I'll get the review done and explain the alterations I did in more detail later on tonight (I hope).

Meantime, it sure feels good to put something in the 'done' column!


  1. Very neat, close armholes help with the whole arm raising thing. Seems sort of counter intuitive, but if the armhole closely tracks your shoulder joint, particularly under the arm it seems to pull less when moving the arm.

  2. That makes perfect sense...what I can't figure out is a way to know how to adjust the armhole so that it is properly fitted. It's not like 'measure the waist and add x amount to all seams'.

    I've been just trying to find a magic draft that I can use as a template, but so luck. I've about decided I'm gonna have to just start muslining my way through the adjustments until I come up with my own template. Sigh.

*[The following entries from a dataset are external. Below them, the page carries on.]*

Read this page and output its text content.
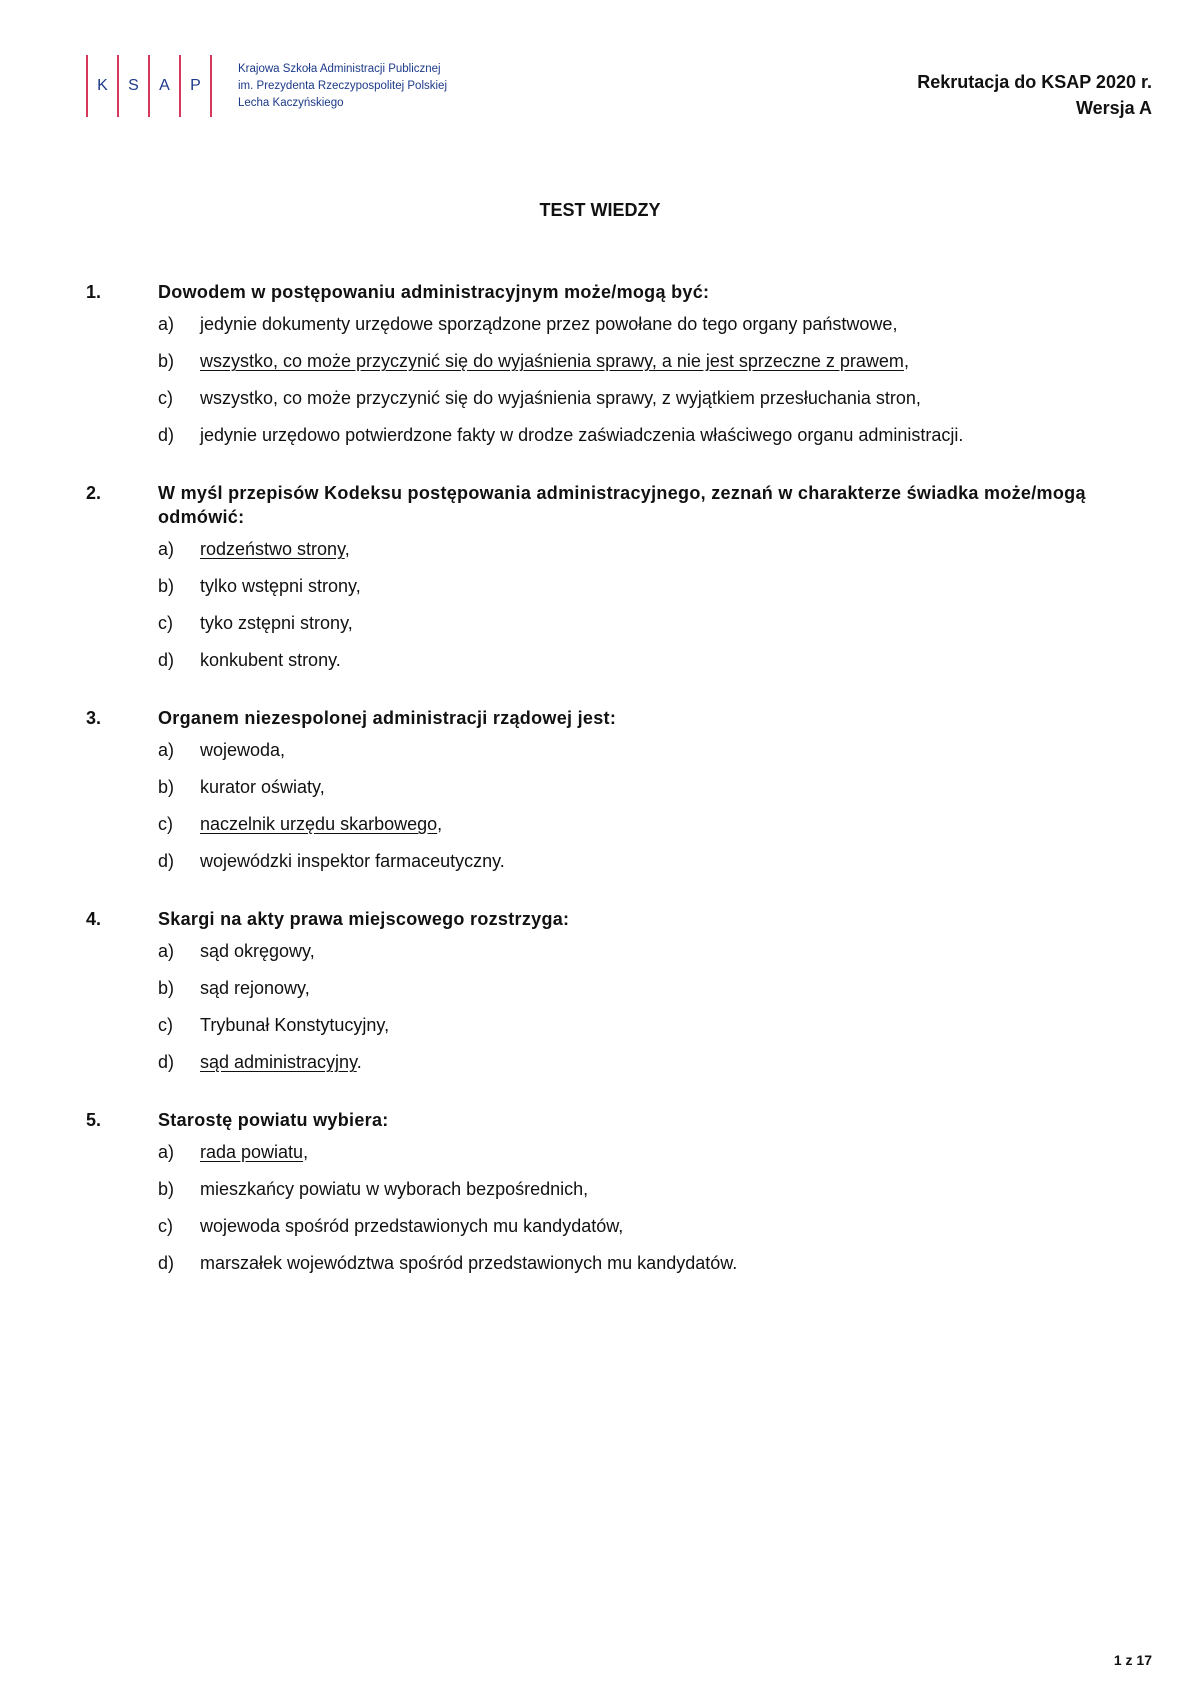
K	S	A	P
Krajowa Szkoła Administracji Publicznej
im. Prezydenta Rzeczypospolitej Polskiej
Lecha Kaczyńskiego
Rekrutacja do KSAP 2020 r.
Wersja A
TEST WIEDZY
1.	Dowodem w postępowaniu administracyjnym może/mogą być:
a)	jedynie dokumenty urzędowe sporządzone przez powołane do tego organy państwowe,
b)	wszystko, co może przyczynić się do wyjaśnienia sprawy, a nie jest sprzeczne z prawem,
c)	wszystko, co może przyczynić się do wyjaśnienia sprawy, z wyjątkiem przesłuchania stron,
d)	jedynie urzędowo potwierdzone fakty w drodze zaświadczenia właściwego organu administracji.
2.	W myśl przepisów Kodeksu postępowania administracyjnego, zeznań w charakterze świadka może/mogą odmówić:
a)	rodzeństwo strony,
b)	tylko wstępni strony,
c)	tyko zstępni strony,
d)	konkubent strony.
3.	Organem niezespolonej administracji rządowej jest:
a)	wojewoda,
b)	kurator oświaty,
c)	naczelnik urzędu skarbowego,
d)	wojewódzki inspektor farmaceutyczny.
4.	Skargi na akty prawa miejscowego rozstrzyga:
a)	sąd okręgowy,
b)	sąd rejonowy,
c)	Trybunał Konstytucyjny,
d)	sąd administracyjny.
5.	Starostę powiatu wybiera:
a)	rada powiatu,
b)	mieszkańcy powiatu w wyborach bezpośrednich,
c)	wojewoda spośród przedstawionych mu kandydatów,
d)	marszałek województwa spośród przedstawionych mu kandydatów.
1 z 17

  3. It still looks nice, and on you as well.

  4. Love this blouse, but, sorry, can't help you with the sleeve fitting. (Could it be too narrow across the back?)

    I love stripes and often cut a collar in such a way that the stripes go against what we usually think should be their direction. I like the look of yours.

  5. Lisa, I still have this one in muslin stage from more than a year ago and I think you nailed why I don't like it yet. I made all the same adjustments that you did but I still didn't like it. I think Ruthie's idea about raising the armhole higher (something Sarah Veblen drilled into me) will be both more flattering in the bust area and also give us the mobility. And maybe someday I'll pull that muslin out and do it!

  6. Oh, the binding sleeve, too bad. Your stripes match in front even though you had a bust gather at the seam. Very impressive!

  7. I agree with Ruthie, raising the bottom of the armscye so that it is higher and closer to the armpit will help. Take your pattern piece and add to the height of the side seam at the top, the armpit, and then blend it into the armscye. The sleeve cap height will also have to be reduced to fit into the smaller armhole.

    But, Congrats! You did finish something and I love the way this looks in stripes.

  8. When we run into this fitting problem we do a sort of cut on gusset. Imagine the football shape of a standard gusset. Now add half that shape to the pattern at the armpit (thus raising the underarm as others mentioned) and half to the sleeve pattern at the underarm (which not only decreases the cap drop but decreases the circumference of the sleeve armscye so it fits into the smaller body armscye better).
    Note that if you add a large amount you will get the appearance of a gusset when you raise your arms.

  9. Your shirt turned out beautifully! I must admit that I also had this exact same problem with this pattern when I sewed it - more than a year ago. I never reviewed the pattern because I kept thinking I could figure out what I had done "wrong".

  10. You look good in this shirt, and did nice pattern-matching also. It's too bad about the arm binding issue. That's why I have many unsewn button-front shirt patterns in the stash.